The base fare is like a shopping cart with other add-ons such as seat selection, premium seat upgrades, and baggage. Just as it is the consumer's responsibility to compare prices at different grocery stores, it is the consumer's responsibility to compare prices at different airlines.
Sorenson said if JetBlue wants to charge extra for eggs (baggage) near the holiday season, you can decide whether to pay the premium or shop with an airline that doesn't.
However, I would counter by saying that charging extra for checked baggage on peak days is similar to charging extra for a carton of eggs. This feels more like an afterthought “gotcha” fee meant to steal the show from most consumers than a meaningful price for a meaningful product.
No matter what you think about dynamic travel pricing, it's clear that it will become more common, not less, in the coming years. What can you do?
Tips for navigating dynamic pricing
It's not reasonable to keep track of which travel companies are charging which fees at any given time. I can barely do that and that's all I do.
Instead, it's worth figuring out which airlines tend to charge higher prices overall and, frankly, avoiding those brands if you want add-ons.
For example, Frontier Airlines charges $157 in base surcharges each way, while Southwest Airlines charges $0, according to the latest NerdWallet analysis.

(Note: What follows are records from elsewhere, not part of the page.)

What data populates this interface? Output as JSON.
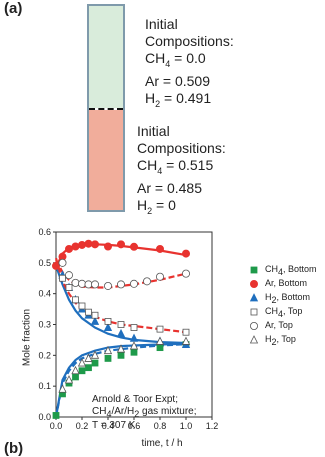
{
  "panel_a": {
    "label": "(a)",
    "top": {
      "heading": "Initial Compositions:",
      "lines": [
        {
          "species": "CH",
          "sub": "4",
          "value": " = 0.0"
        },
        {
          "species": "Ar",
          "sub": "",
          "value": " = 0.509"
        },
        {
          "species": "H",
          "sub": "2",
          "value": " = 0.491"
        }
      ],
      "color": "#d9ecdb"
    },
    "bottom": {
      "heading": "Initial Compositions:",
      "lines": [
        {
          "species": "CH",
          "sub": "4",
          "value": " = 0.515"
        },
        {
          "species": "Ar",
          "sub": "",
          "value": " = 0.485"
        },
        {
          "species": "H",
          "sub": "2",
          "value": " = 0"
        }
      ],
      "color": "#f1ad9b"
    }
  },
  "panel_b_label": "(b)",
  "colors": {
    "red": "#e8332f",
    "blue": "#1f6fbe",
    "green": "#1e9a4a",
    "open": "#444444"
  },
  "chart_data": {
    "type": "scatter",
    "xlabel": "time, t / h",
    "ylabel": "Mole fraction",
    "xlim": [
      0.0,
      1.2
    ],
    "ylim": [
      0.0,
      0.6
    ],
    "xticks": [
      "0.0",
      "0.2",
      "0.4",
      "0.6",
      "0.8",
      "1.0",
      "1.2"
    ],
    "yticks": [
      "0.0",
      "0.1",
      "0.2",
      "0.3",
      "0.4",
      "0.5",
      "0.6"
    ],
    "grid": false,
    "legend": "right",
    "annotation": {
      "line1": "Arnold & Toor Expt;",
      "line2_species": [
        "CH",
        "4",
        "/Ar/H",
        "2",
        " gas mixture;"
      ],
      "line3": "T = 307 K"
    },
    "series": [
      {
        "name": "CH4, Bottom",
        "label_main": "CH",
        "label_sub": "4",
        "label_tail": ", Bottom",
        "marker": "square",
        "filled": true,
        "color": "#1e9a4a",
        "x": [
          0.0,
          0.05,
          0.1,
          0.15,
          0.2,
          0.25,
          0.3,
          0.4,
          0.5,
          0.6,
          0.8,
          1.0
        ],
        "y": [
          0.005,
          0.075,
          0.11,
          0.13,
          0.15,
          0.16,
          0.175,
          0.19,
          0.2,
          0.21,
          0.225,
          0.235
        ]
      },
      {
        "name": "Ar, Bottom",
        "label_main": "Ar",
        "label_sub": "",
        "label_tail": ", Bottom",
        "marker": "circle",
        "filled": true,
        "color": "#e8332f",
        "x": [
          0.0,
          0.05,
          0.1,
          0.15,
          0.2,
          0.25,
          0.3,
          0.4,
          0.5,
          0.6,
          0.8,
          1.0
        ],
        "y": [
          0.49,
          0.52,
          0.545,
          0.553,
          0.558,
          0.562,
          0.56,
          0.553,
          0.56,
          0.552,
          0.545,
          0.53
        ]
      },
      {
        "name": "H2, Bottom",
        "label_main": "H",
        "label_sub": "2",
        "label_tail": ", Bottom",
        "marker": "triangle",
        "filled": true,
        "color": "#1f6fbe",
        "x": [
          0.05,
          0.1,
          0.15,
          0.2,
          0.25,
          0.3,
          0.4,
          0.5,
          0.6,
          0.8,
          1.0
        ],
        "y": [
          0.46,
          0.42,
          0.38,
          0.35,
          0.33,
          0.31,
          0.29,
          0.27,
          0.255,
          0.245,
          0.235
        ]
      },
      {
        "name": "CH4, Top",
        "label_main": "CH",
        "label_sub": "4",
        "label_tail": ", Top",
        "marker": "square",
        "filled": false,
        "color": "#444444",
        "x": [
          0.05,
          0.1,
          0.15,
          0.2,
          0.25,
          0.3,
          0.4,
          0.5,
          0.6,
          0.8,
          1.0
        ],
        "y": [
          0.45,
          0.42,
          0.38,
          0.36,
          0.34,
          0.33,
          0.31,
          0.3,
          0.29,
          0.285,
          0.275
        ]
      },
      {
        "name": "Ar, Top",
        "label_main": "Ar",
        "label_sub": "",
        "label_tail": ", Top",
        "marker": "circle",
        "filled": false,
        "color": "#444444",
        "x": [
          0.05,
          0.1,
          0.15,
          0.2,
          0.25,
          0.3,
          0.4,
          0.5,
          0.6,
          0.7,
          0.8,
          1.0
        ],
        "y": [
          0.5,
          0.46,
          0.435,
          0.432,
          0.43,
          0.43,
          0.425,
          0.43,
          0.432,
          0.44,
          0.455,
          0.465
        ]
      },
      {
        "name": "H2, Top",
        "label_main": "H",
        "label_sub": "2",
        "label_tail": ", Top",
        "marker": "triangle",
        "filled": false,
        "color": "#444444",
        "x": [
          0.05,
          0.1,
          0.15,
          0.2,
          0.25,
          0.3,
          0.4,
          0.5,
          0.6,
          0.8,
          1.0
        ],
        "y": [
          0.09,
          0.12,
          0.15,
          0.175,
          0.19,
          0.2,
          0.215,
          0.22,
          0.23,
          0.245,
          0.245
        ]
      }
    ],
    "curves": [
      {
        "color": "#e8332f",
        "dashed": false,
        "x": [
          0.0,
          0.05,
          0.1,
          0.15,
          0.2,
          0.3,
          0.4,
          0.5,
          0.6,
          0.8,
          1.0
        ],
        "y": [
          0.485,
          0.53,
          0.548,
          0.555,
          0.558,
          0.56,
          0.558,
          0.555,
          0.55,
          0.54,
          0.525
        ]
      },
      {
        "color": "#e8332f",
        "dashed": true,
        "x": [
          0.0,
          0.05,
          0.1,
          0.15,
          0.2,
          0.3,
          0.4,
          0.5,
          0.6,
          0.8,
          1.0
        ],
        "y": [
          0.509,
          0.47,
          0.445,
          0.43,
          0.423,
          0.42,
          0.42,
          0.425,
          0.43,
          0.445,
          0.465
        ]
      },
      {
        "color": "#1f6fbe",
        "dashed": false,
        "x": [
          0.0,
          0.05,
          0.1,
          0.15,
          0.2,
          0.3,
          0.4,
          0.5,
          0.6,
          0.8,
          1.0
        ],
        "y": [
          0.0,
          0.12,
          0.16,
          0.185,
          0.2,
          0.215,
          0.225,
          0.23,
          0.232,
          0.235,
          0.238
        ]
      },
      {
        "color": "#1f6fbe",
        "dashed": true,
        "x": [
          0.0,
          0.05,
          0.1,
          0.15,
          0.2,
          0.3,
          0.4,
          0.5,
          0.6,
          0.8,
          1.0
        ],
        "y": [
          0.0,
          0.11,
          0.15,
          0.175,
          0.19,
          0.205,
          0.215,
          0.22,
          0.225,
          0.232,
          0.236
        ]
      },
      {
        "color": "#1f6fbe",
        "dashed": false,
        "x": [
          0.0,
          0.05,
          0.1,
          0.15,
          0.2,
          0.3,
          0.4,
          0.5,
          0.6,
          0.8,
          1.0
        ],
        "y": [
          0.491,
          0.43,
          0.38,
          0.345,
          0.32,
          0.29,
          0.27,
          0.258,
          0.25,
          0.243,
          0.24
        ]
      },
      {
        "color": "#e8332f",
        "dashed": true,
        "x": [
          0.0,
          0.05,
          0.1,
          0.15,
          0.2,
          0.3,
          0.4,
          0.5,
          0.6,
          0.8,
          1.0
        ],
        "y": [
          0.515,
          0.44,
          0.4,
          0.37,
          0.35,
          0.325,
          0.31,
          0.3,
          0.295,
          0.285,
          0.275
        ]
      }
    ]
  }
}
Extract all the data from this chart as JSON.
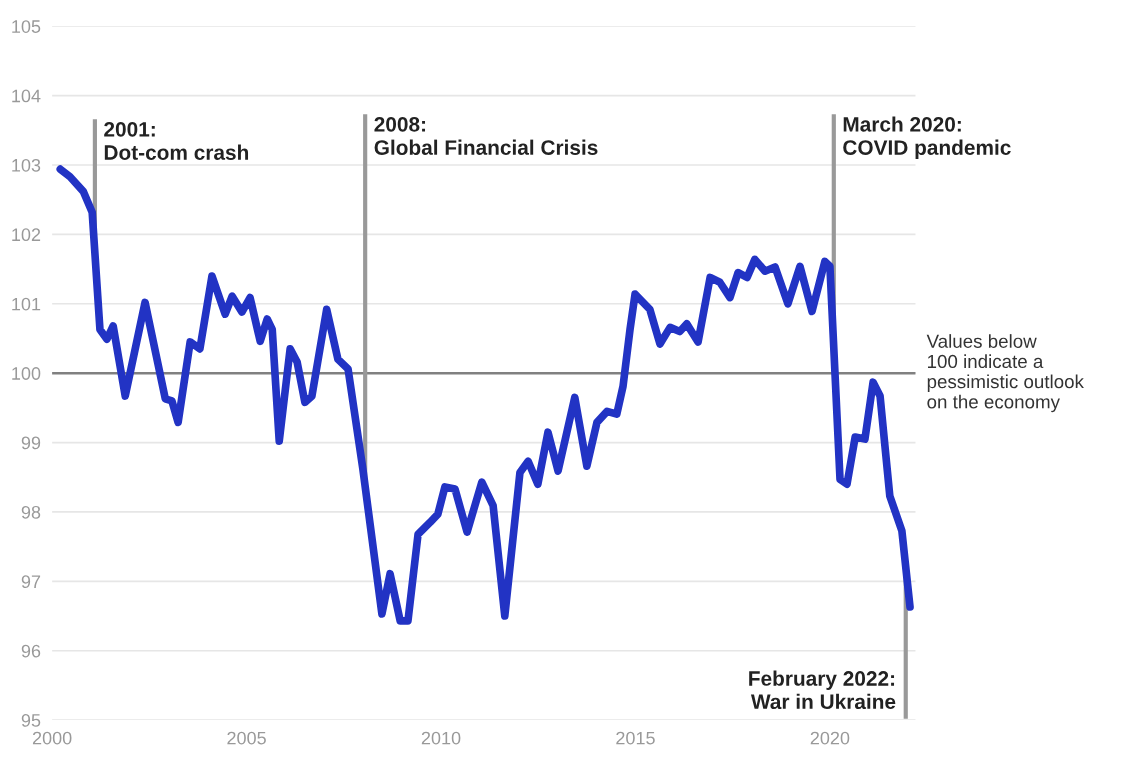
{
  "chart_data": {
    "type": "line",
    "x": [
      2000.21,
      2000.46,
      2000.8,
      2001.03,
      2001.23,
      2001.41,
      2001.57,
      2001.88,
      2002.39,
      2002.91,
      2003.08,
      2003.24,
      2003.55,
      2003.8,
      2004.11,
      2004.45,
      2004.63,
      2004.88,
      2005.09,
      2005.35,
      2005.53,
      2005.66,
      2005.84,
      2006.12,
      2006.3,
      2006.5,
      2006.68,
      2007.06,
      2007.35,
      2007.61,
      2007.99,
      2008.48,
      2008.69,
      2008.95,
      2009.15,
      2009.41,
      2009.72,
      2009.92,
      2010.1,
      2010.36,
      2010.67,
      2011.05,
      2011.34,
      2011.64,
      2012.03,
      2012.24,
      2012.49,
      2012.75,
      2013.01,
      2013.44,
      2013.75,
      2014.01,
      2014.27,
      2014.52,
      2014.68,
      2014.86,
      2014.99,
      2015.37,
      2015.63,
      2015.89,
      2016.14,
      2016.32,
      2016.61,
      2016.92,
      2017.17,
      2017.43,
      2017.64,
      2017.87,
      2018.07,
      2018.33,
      2018.59,
      2018.92,
      2019.23,
      2019.54,
      2019.87,
      2020.0,
      2020.26,
      2020.44,
      2020.65,
      2020.9,
      2021.11,
      2021.29,
      2021.54,
      2021.85,
      2022.06
    ],
    "series": [
      {
        "color": "#2233c4",
        "values": [
          102.94,
          102.83,
          102.62,
          102.32,
          100.63,
          100.49,
          100.68,
          99.67,
          101.02,
          99.63,
          99.6,
          99.29,
          100.45,
          100.35,
          101.4,
          100.85,
          101.11,
          100.88,
          101.09,
          100.46,
          100.78,
          100.63,
          99.02,
          100.35,
          100.16,
          99.58,
          99.67,
          100.92,
          100.2,
          100.06,
          98.62,
          96.53,
          97.11,
          96.43,
          96.43,
          97.68,
          97.85,
          97.97,
          98.36,
          98.33,
          97.71,
          98.43,
          98.09,
          96.5,
          98.57,
          98.73,
          98.4,
          99.15,
          98.59,
          99.65,
          98.66,
          99.29,
          99.45,
          99.41,
          99.81,
          100.63,
          101.14,
          100.92,
          100.42,
          100.66,
          100.6,
          100.71,
          100.45,
          101.38,
          101.31,
          101.09,
          101.45,
          101.38,
          101.64,
          101.47,
          101.53,
          101.0,
          101.54,
          100.89,
          101.61,
          101.54,
          98.47,
          98.4,
          99.08,
          99.05,
          99.87,
          99.67,
          98.23,
          97.73,
          96.63
        ]
      }
    ],
    "xlim": [
      2000,
      2022.2
    ],
    "ylim": [
      95,
      105
    ],
    "xticks": [
      2000,
      2005,
      2010,
      2015,
      2020
    ],
    "yticks": [
      95,
      96,
      97,
      98,
      99,
      100,
      101,
      102,
      103,
      104,
      105
    ],
    "grid": "y",
    "ref_lines": [
      {
        "axis": "y",
        "value": 100,
        "label": "Values below\n100 indicate a\npessimistic outlook\non the economy",
        "color": "#808080"
      },
      {
        "axis": "x",
        "value": 2001.1,
        "label": "2001:\nDot-com crash",
        "color": "#999999"
      },
      {
        "axis": "x",
        "value": 2008.05,
        "label": "2008:\nGlobal Financial Crisis",
        "color": "#999999"
      },
      {
        "axis": "x",
        "value": 2020.1,
        "label": "March 2020:\nCOVID pandemic",
        "color": "#999999"
      },
      {
        "axis": "x",
        "value": 2021.95,
        "label": "February 2022:\nWar in Ukraine",
        "color": "#999999"
      }
    ]
  }
}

So the easiest tip is to fly Southwest Airlines. Because the fees are so low, there is no dynamic price for the fees. Checked baggage is free of charge up to 2 pieces per person.
If that's not possible, you may consider getting a partner airline credit card. Many offer free checked baggage. Baggage fees are becoming increasingly complex, so using this type of credit card can help you avoid the headaches of dealing with baggage fees, just as paying for Spotify Premium can help you avoid bad ads. You no longer need to
Finally, if possible, skip seat reservation fees. These fees are sneaky and difficult to compare across airlines, but they are optional in most cases. And, as Sorensen points out, they are essentially charging airlines for something that costs them nothing.
“If something is pure margin, my advice to airlines is, 'Don't be too greedy,'” he says.